32:53 Jackson: Oh, that’s an interesting point. I saw that there’s a new tax reform effective April 1, 2025, about "loss carry-forward."
33:02 Nia: Yes! This is a big one for anyone thinking about a merger. It used to be that you could "reset" the eight-year limit for carrying forward business losses through a merger. But for any merger after April 2025, you can only carry forward those losses for the *remaining* portion of the original eight years. The government is trying to curb "tax arbitrage"—where people buy failing companies just to use their tax losses.
33:25 Jackson: So, the NCLT is looking at the deal through that lens too—is this a genuine business combination, or just a tax play?
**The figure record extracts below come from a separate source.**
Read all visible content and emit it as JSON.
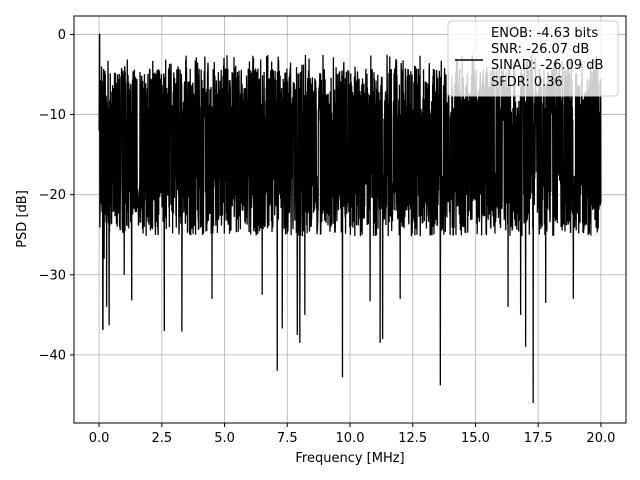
{
  "chart_data": {
    "type": "line",
    "title": "",
    "xlabel": "Frequency [MHz]",
    "ylabel": "PSD [dB]",
    "xlim": [
      -1.0,
      21.0
    ],
    "ylim": [
      -48.5,
      2.3
    ],
    "xticks": [
      0.0,
      2.5,
      5.0,
      7.5,
      10.0,
      12.5,
      15.0,
      17.5,
      20.0
    ],
    "xtick_labels": [
      "0.0",
      "2.5",
      "5.0",
      "7.5",
      "10.0",
      "12.5",
      "15.0",
      "17.5",
      "20.0"
    ],
    "yticks": [
      0,
      -10,
      -20,
      -30,
      -40
    ],
    "ytick_labels": [
      "0",
      "−10",
      "−20",
      "−30",
      "−40"
    ],
    "grid": true,
    "legend_position": "top-right",
    "legend_lines": [
      "ENOB: -4.63 bits",
      "SNR: -26.07 dB",
      "SINAD: -26.09 dB",
      "SFDR: 0.36"
    ],
    "series": [
      {
        "color": "#000000",
        "band_upper_typical": -7,
        "band_lower_typical": -22,
        "x": [
          0.0,
          0.02,
          0.05,
          0.1,
          0.15,
          0.2,
          0.3,
          0.4,
          0.6,
          1.0,
          1.3,
          2.0,
          2.6,
          3.3,
          4.5,
          5.0,
          6.5,
          7.1,
          7.3,
          7.9,
          8.0,
          8.2,
          9.7,
          10.8,
          11.2,
          11.3,
          12.0,
          13.6,
          16.3,
          16.8,
          17.0,
          17.3,
          17.8,
          18.9,
          20.0
        ],
        "y": [
          -12.0,
          0.0,
          -18.0,
          -4.0,
          -36.8,
          -28.0,
          -34.0,
          -36.3,
          -22.0,
          -30.0,
          -33.2,
          -22.5,
          -37.0,
          -37.1,
          -33.0,
          -22.0,
          -32.5,
          -42.0,
          -36.7,
          -37.5,
          -38.5,
          -35.0,
          -42.8,
          -33.3,
          -38.5,
          -38.0,
          -33.0,
          -43.8,
          -34.0,
          -35.0,
          -39.0,
          -46.0,
          -33.5,
          -33.0,
          -21.0
        ]
      }
    ]
  }
}
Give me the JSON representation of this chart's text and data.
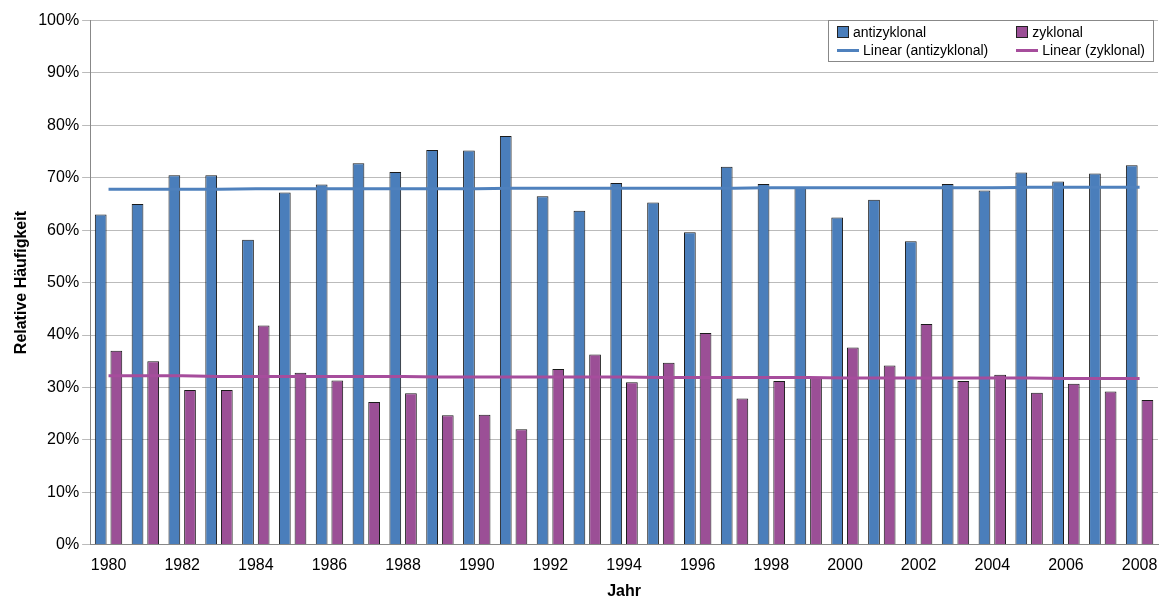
{
  "chart_data": {
    "type": "bar",
    "xlabel": "Jahr",
    "ylabel": "Relative Häufigkeit",
    "categories": [
      "1980",
      null,
      "1982",
      null,
      "1984",
      null,
      "1986",
      null,
      "1988",
      null,
      "1990",
      null,
      "1992",
      null,
      "1994",
      null,
      "1996",
      null,
      "1998",
      null,
      "2000",
      null,
      "2002",
      null,
      "2004",
      null,
      "2006",
      null,
      "2008"
    ],
    "series": [
      {
        "name": "antizyklonal",
        "color": "#4a7ebb",
        "values": [
          63,
          65,
          70.5,
          70.5,
          58.2,
          67.2,
          68.7,
          72.8,
          71.1,
          75.3,
          75.2,
          78,
          66.5,
          63.7,
          69,
          65.3,
          59.6,
          72.1,
          68.8,
          68.1,
          62.4,
          65.8,
          57.9,
          68.8,
          67.6,
          71,
          69.3,
          70.8,
          72.4
        ]
      },
      {
        "name": "zyklonal",
        "color": "#9b4f96",
        "values": [
          37,
          35,
          29.5,
          29.5,
          41.8,
          32.8,
          31.3,
          27.2,
          28.9,
          24.7,
          24.8,
          22,
          33.5,
          36.3,
          31,
          34.7,
          40.4,
          27.9,
          31.2,
          31.9,
          37.6,
          34.2,
          42.1,
          31.2,
          32.4,
          29,
          30.7,
          29.2,
          27.6
        ]
      },
      {
        "name": "Linear (antizyklonal)",
        "type": "line",
        "color": "#4f81bd",
        "values": [
          67.8,
          67.8,
          67.8,
          67.8,
          67.9,
          67.9,
          67.9,
          67.9,
          67.9,
          67.9,
          67.9,
          68,
          68,
          68,
          68,
          68,
          68,
          68,
          68.1,
          68.1,
          68.1,
          68.1,
          68.1,
          68.1,
          68.1,
          68.2,
          68.2,
          68.2,
          68.2
        ]
      },
      {
        "name": "Linear (zyklonal)",
        "type": "line",
        "color": "#a64d9c",
        "values": [
          32.2,
          32.2,
          32.2,
          32.1,
          32.1,
          32.1,
          32.1,
          32.1,
          32.1,
          32,
          32,
          32,
          32,
          32,
          32,
          31.9,
          31.9,
          31.9,
          31.9,
          31.9,
          31.8,
          31.8,
          31.8,
          31.8,
          31.8,
          31.8,
          31.7,
          31.7,
          31.7
        ]
      }
    ],
    "ylim": [
      0,
      100
    ],
    "yticks": [
      {
        "value": 0,
        "label": "0%"
      },
      {
        "value": 10,
        "label": "10%"
      },
      {
        "value": 20,
        "label": "20%"
      },
      {
        "value": 30,
        "label": "30%"
      },
      {
        "value": 40,
        "label": "40%"
      },
      {
        "value": 50,
        "label": "50%"
      },
      {
        "value": 60,
        "label": "60%"
      },
      {
        "value": 70,
        "label": "70%"
      },
      {
        "value": 80,
        "label": "80%"
      },
      {
        "value": 90,
        "label": "90%"
      },
      {
        "value": 100,
        "label": "100%"
      }
    ],
    "grid": "y",
    "legend": "top right",
    "marker": "none"
  }
}
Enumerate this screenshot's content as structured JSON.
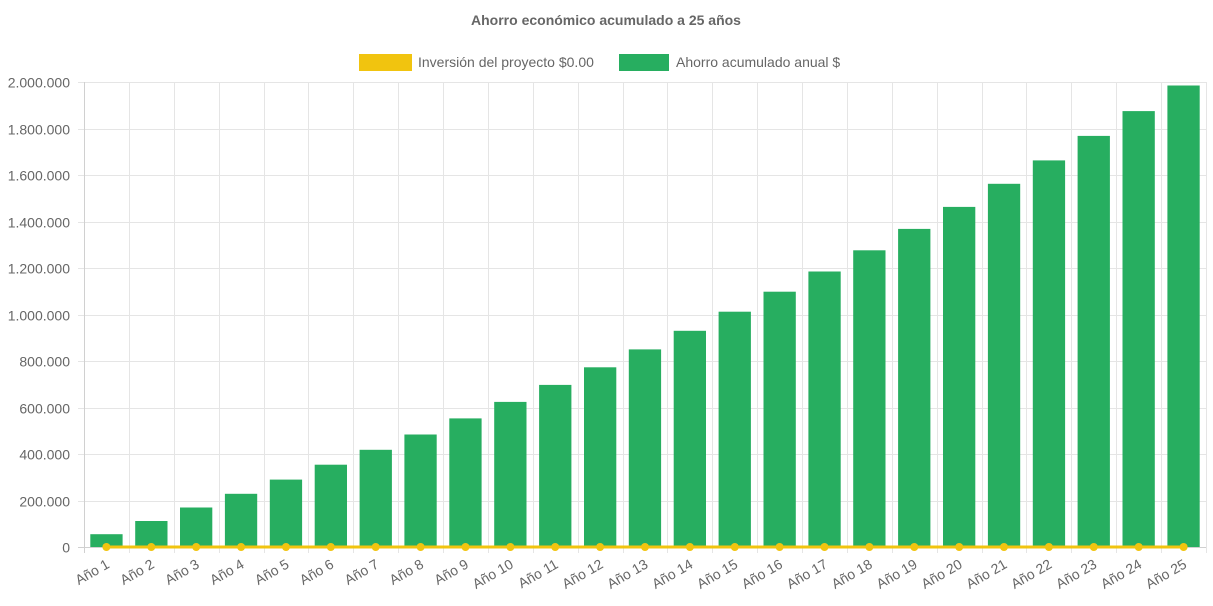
{
  "chart_data": {
    "type": "bar",
    "title": "Ahorro económico acumulado a 25 años",
    "categories": [
      "Año 1",
      "Año 2",
      "Año 3",
      "Año 4",
      "Año 5",
      "Año 6",
      "Año 7",
      "Año 8",
      "Año 9",
      "Año 10",
      "Año 11",
      "Año 12",
      "Año 13",
      "Año 14",
      "Año 15",
      "Año 16",
      "Año 17",
      "Año 18",
      "Año 19",
      "Año 20",
      "Año 21",
      "Año 22",
      "Año 23",
      "Año 24",
      "Año 25"
    ],
    "series": [
      {
        "name": "Inversión del proyecto $0.00",
        "type": "line",
        "color": "#f1c40f",
        "values": [
          0,
          0,
          0,
          0,
          0,
          0,
          0,
          0,
          0,
          0,
          0,
          0,
          0,
          0,
          0,
          0,
          0,
          0,
          0,
          0,
          0,
          0,
          0,
          0,
          0
        ]
      },
      {
        "name": "Ahorro acumulado anual $",
        "type": "bar",
        "color": "#27ae60",
        "values": [
          55000,
          112000,
          170000,
          229000,
          290000,
          354000,
          418000,
          484000,
          553000,
          624000,
          697000,
          773000,
          850000,
          930000,
          1012000,
          1098000,
          1185000,
          1276000,
          1368000,
          1463000,
          1562000,
          1663000,
          1768000,
          1875000,
          1985000
        ]
      }
    ],
    "xlabel": "",
    "ylabel": "",
    "ylim": [
      0,
      2000000
    ],
    "yticks": [
      0,
      200000,
      400000,
      600000,
      800000,
      1000000,
      1200000,
      1400000,
      1600000,
      1800000,
      2000000
    ],
    "ytick_labels": [
      "0",
      "200.000",
      "400.000",
      "600.000",
      "800.000",
      "1.000.000",
      "1.200.000",
      "1.400.000",
      "1.600.000",
      "1.800.000",
      "2.000.000"
    ],
    "grid": true,
    "legend_position": "top-center"
  }
}
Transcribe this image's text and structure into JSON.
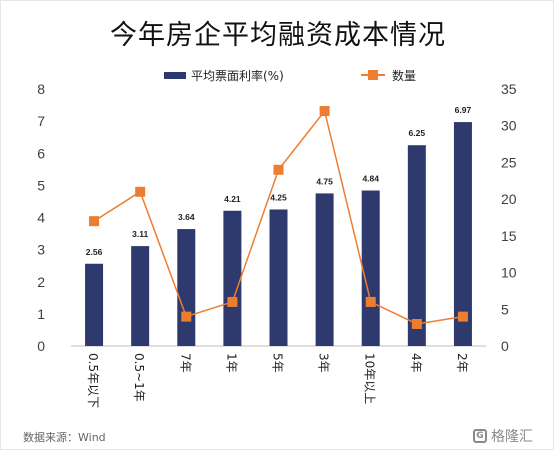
{
  "chart_data": {
    "type": "bar-line-combo",
    "title": "今年房企平均融资成本情况",
    "categories": [
      "0.5年以下",
      "0.5~1年",
      "7年",
      "1年",
      "5年",
      "3年",
      "10年以上",
      "4年",
      "2年"
    ],
    "series": [
      {
        "name": "平均票面利率(%)",
        "type": "bar",
        "axis": "left",
        "color": "#2e3a6e",
        "values": [
          2.56,
          3.11,
          3.64,
          4.21,
          4.25,
          4.75,
          4.84,
          6.25,
          6.97
        ],
        "labels": [
          "2.56",
          "3.11",
          "3.64",
          "4.21",
          "4.25",
          "4.75",
          "4.84",
          "6.25",
          "6.97"
        ]
      },
      {
        "name": "数量",
        "type": "line",
        "axis": "right",
        "color": "#ed7d31",
        "values": [
          17,
          21,
          4,
          6,
          24,
          32,
          6,
          3,
          4
        ]
      }
    ],
    "y_left": {
      "min": 0,
      "max": 8,
      "ticks": [
        "0",
        "1",
        "2",
        "3",
        "4",
        "5",
        "6",
        "7",
        "8"
      ]
    },
    "y_right": {
      "min": 0,
      "max": 35,
      "ticks": [
        "0",
        "5",
        "10",
        "15",
        "20",
        "25",
        "30",
        "35"
      ]
    },
    "legend_position": "top",
    "grid": false
  },
  "source_note": "数据来源：Wind",
  "watermark": {
    "text": "格隆汇",
    "logo": "G"
  }
}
8:55 Nia: Exactly. And then you have the "multi-agency coordination" problem. While you’re waiting for the NCLT, you might also be waiting for the Competition Commission, or SEBI if you’re a listed company. If you do these in a sequence, you’re looking at that 220-day average we mentioned. The "pro" move is to do them in parallel. You file with the CCI and the NCLT at the same time, and you make sure your disclosures are consistent across both.
33:57 Jackson: Consistency seems like a simple thing, but I imagine when you have different teams of lawyers working on different filings, it’s easy for things to get out of sync.
34:06 Nia: It’s a major risk! If the CCI filing says one thing about your market share and the NCLT filing says something slightly different about your strategic rationale, a regulator is going to flag it. This is why we’re seeing the rise of "unified disclosure" platforms—where AI helps ensure that every single document, from the scheme of arrangement to the SEBI disclosure, is pulled from the same "source of truth."
34:29 Jackson: It’s about building a "regulatory fortress" around your deal. No gaps, no inconsistencies, nothing for a skeptical judge or regulator to latch onto.
34:39 Nia: That’s the goal. And for our listeners, the practical advice is: don't treat the NCLT as a "legal formality" for the lawyers to handle at the end. Treat it as a strategic stakeholder from day one. Get your "fairness opinion" early, ensure your creditor consents are ironclad, and for heaven’s sake, make sure your valuation is "evidence-linked." If you do that, you can turn a nine-month ordeal into a six-month success story.
35:02 Jackson: It really emphasizes that in 2026, the "dealmaker" isn't just the person who can negotiate the price; it’s the person who can navigate the system.